Le Ramadan, mois sacré dédié au jeûne, à la prière et à la charité, est une période de profonde spiritualité pour les musulmans. Cependant, dans une époque où les réseaux sociaux occupent une place majeure dans la vie des jeunes, il peut être difficile de concilier cette hyper connectivité avec les exigences spirituelles de ce mois sacré. Entre inspiration religieuse, distractions constantes et nouvelles habitudes numériques, comment les jeunes musulmans gèrent-ils leur foi dans un monde connecté ?
Si les réseaux sociaux sont souvent pointés du doigt pour leur impact négatif sur la concentration et la spiritualité, ils peuvent également se transformer en un puissant outil pour renforcer la foi durant le Ramadan. De nombreux jeunes en font un levier de motivation spirituelle. Par exemple, certains suivent des comptes spécialisés qui partagent quotidiennement des versets du Coran ou des hadiths. Fatoumata, une étudiante de 23 ans à Cotonou, raconte : « Chaque matin, je reçois une notification sur Instagram avec un hadith du jour. C’est une manière simple mais efficace de commencer ma journée sur une note spirituelle. »

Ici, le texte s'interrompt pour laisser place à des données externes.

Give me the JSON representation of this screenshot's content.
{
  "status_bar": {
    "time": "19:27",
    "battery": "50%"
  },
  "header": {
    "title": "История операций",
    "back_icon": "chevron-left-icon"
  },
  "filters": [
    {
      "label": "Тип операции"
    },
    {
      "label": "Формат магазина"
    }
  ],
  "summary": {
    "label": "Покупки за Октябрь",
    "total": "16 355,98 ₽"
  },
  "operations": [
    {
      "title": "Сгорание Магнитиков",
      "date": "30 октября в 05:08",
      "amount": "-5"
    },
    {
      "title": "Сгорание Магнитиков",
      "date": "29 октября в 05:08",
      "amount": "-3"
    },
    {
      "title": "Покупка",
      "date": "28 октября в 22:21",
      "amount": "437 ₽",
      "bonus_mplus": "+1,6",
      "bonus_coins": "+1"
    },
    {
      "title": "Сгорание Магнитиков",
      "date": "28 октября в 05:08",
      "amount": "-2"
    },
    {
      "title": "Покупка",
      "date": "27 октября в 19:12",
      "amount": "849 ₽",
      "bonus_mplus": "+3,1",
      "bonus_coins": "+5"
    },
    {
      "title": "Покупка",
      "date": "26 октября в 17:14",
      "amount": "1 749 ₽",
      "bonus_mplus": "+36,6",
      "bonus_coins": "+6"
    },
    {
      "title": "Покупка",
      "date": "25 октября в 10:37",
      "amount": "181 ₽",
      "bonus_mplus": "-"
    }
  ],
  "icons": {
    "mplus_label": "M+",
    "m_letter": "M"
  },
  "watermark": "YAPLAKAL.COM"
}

Des influenceurs musulmans lancent également des défis et des programmes pour aider les jeunes à maintenir leur engagement spirituel. Le défi “1 Juz par jour”, organisé dans certains groupes WhatsApp, vise à encourager la lecture complète du Coran pendant le mois. De même, l’initiative “30 jours, 30 bonnes actions”, propose de réaliser chaque jour une action vertueuse (aider une personne, faire une aumône, éviter la colère, etc.).
Cependant, les réseaux sociaux peuvent aussi être une grande source de distraction. Le “scrolling” incessant sur TikTok ou Instagram détourne souvent l’attention de ceux qui auraient préféré se consacrer à la prière ou à la méditation. D’autres trouvent difficile de résister aux vidéos divertissantes ou aux contenus non religieux qui envahissent les fils d’actualités. « Je voulais lire le Coran avant de dormir, mais j’ai ouvert TikTok juste pour quelques minutes… et une heure plus tard, j’étais toujours dessus ! Je me suis senti coupable,” admet Idriss, 25 ans, entrepreneur à Porto-Novo.
Face à ces distractions, certains jeunes choisissent de faire un “jeûne numérique” pour se recentrer sur leur foi. Cela peut inclure la réduction du temps d’écran, l’utilisation d’applications pour limiter l’accès aux réseaux sociaux, la désactivation des notifications ou encore le remplacement de contenus distracteurs par des pages inspirantes.
À Cotonou, un groupe de jeunes musulmans a même lancé une initiative où chaque heure passée sur les réseaux sociaux est compensée par 10 minutes de lecture du Coran.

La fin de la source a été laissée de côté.